Writing for the Atlantic , Alan Jacobs reports some insightful lessons from a study session led by Rabbi Jacob Schachter aimed at formulating a sound religious posture toward the internet. Jacobs was thrown off at first when Rabbi Schacter introduced the session by handing out a three-ring binder filled with photocopies of rabbinic legal sources regarding the proper execution of a get (a ’ get ’ is a traditional Jewish document of divorce)—a matter with no apparent relevance to the session’s supposed topic.
This seemed a strange way to proceed, but I soon saw the sense of it, because traditionally a get had to be written by a sofer (scribe) according to a very strict protocol—and with the rise of the printing press in the sixteenth century, debates ensued among rabbis about whether a printed get could ever be legitimate.
Why was there no printing press in the time of the Patriarchs, or of the sages of the Mishnah ? Were these not great and wise men—men who talked with God!—who could have invented the printing press had they thought it appropriate to do so, or had God so instructed them? And was not their failure to do so an indication that the printing press is to be shunned? Some thought so, but others replied, no, not at all: The fact that these men were great sages who knew God did not mean that they could overleap the state of their own age. Technology develops incrementally in any given culture, and even the wisest men of God have no power to escape those conditions.

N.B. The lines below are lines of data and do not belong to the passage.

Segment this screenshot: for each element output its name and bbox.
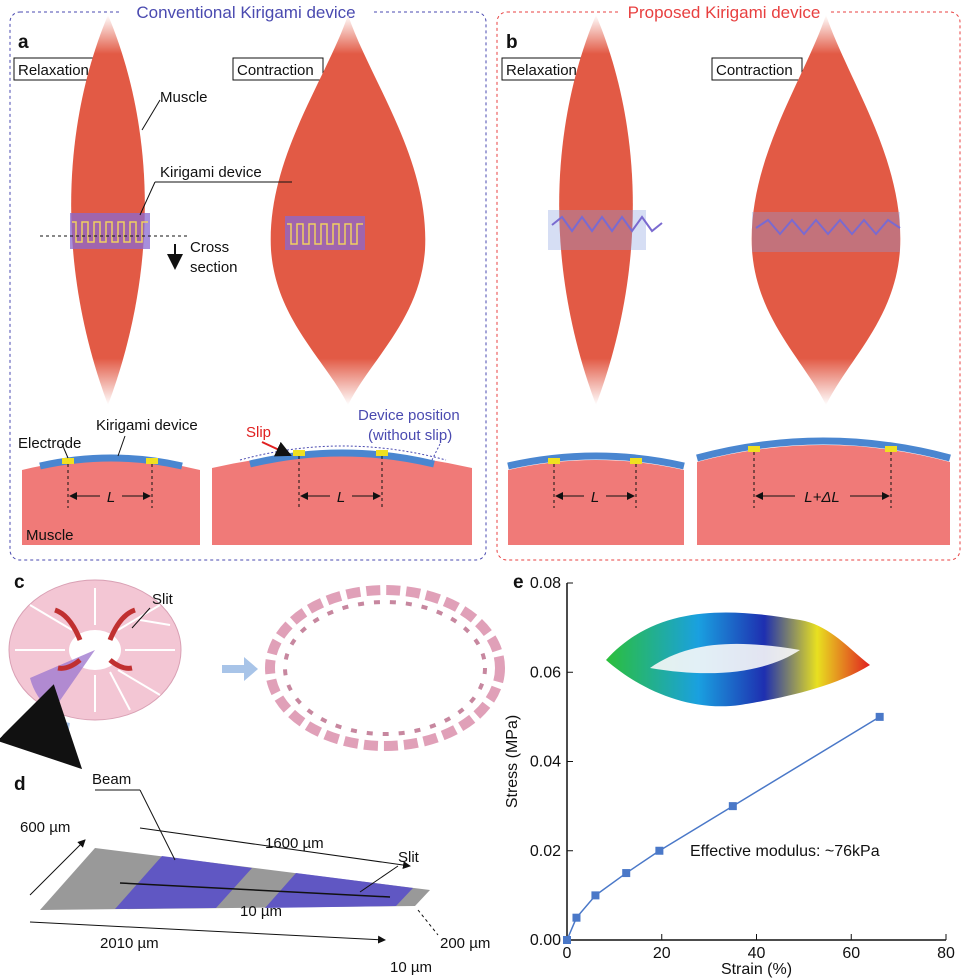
annotation: section — [190, 259, 238, 276]
annotation: Muscle — [26, 527, 74, 544]
y-tick-label: 0.06 — [530, 664, 561, 681]
y-tick-label: 0.08 — [530, 575, 561, 592]
length-label: L — [337, 489, 345, 506]
marker — [563, 936, 571, 944]
line — [567, 717, 880, 940]
annotation: Slip — [246, 424, 271, 441]
marker — [572, 914, 580, 922]
annotation: (without slip) — [368, 427, 452, 444]
annotation: Cross — [190, 239, 229, 256]
state-label: Relaxation — [506, 62, 577, 79]
panel-letter: e — [513, 572, 524, 593]
panel-letter: d — [14, 774, 26, 795]
annotation: Kirigami device — [160, 164, 262, 181]
x-tick-label: 60 — [842, 945, 860, 962]
length-label: L — [107, 489, 115, 506]
annotation: Effective modulus: ~76kPa — [690, 843, 880, 860]
panel-letter: a — [18, 32, 29, 53]
state-label: Contraction — [716, 62, 793, 79]
length-label: L+ΔL — [804, 489, 840, 506]
annotation: Muscle — [160, 89, 208, 106]
y-tick-label: 0.00 — [530, 932, 561, 949]
annotation: Electrode — [18, 435, 81, 452]
state-label: Contraction — [237, 62, 314, 79]
dimension: 10 µm — [240, 903, 282, 920]
panel-letter: c — [14, 572, 25, 593]
annotation: Device position — [358, 407, 460, 424]
marker — [729, 802, 737, 810]
marker — [591, 891, 599, 899]
dimension: 10 µm — [390, 959, 432, 976]
y-tick-label: 0.04 — [530, 754, 561, 771]
dimension: 200 µm — [440, 935, 490, 952]
annotation: Beam — [92, 771, 131, 788]
annotation: Slit — [152, 591, 174, 608]
annotation: Slit — [398, 849, 420, 866]
x-axis-title: Strain (%) — [721, 961, 792, 978]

Schacter’s message was that contemporary Jewish leader’s coming to terms with today’s technology will require that they, in Jacobs’ words, “think as seriously and as faithfully as their ancestors did about the printing press.” The take-away for Jacobs: “By entering into the conversation with those we admire from the past, we can practice the habits of mind we need in order to be discerning users of technology today.” A valuable lesson indeed.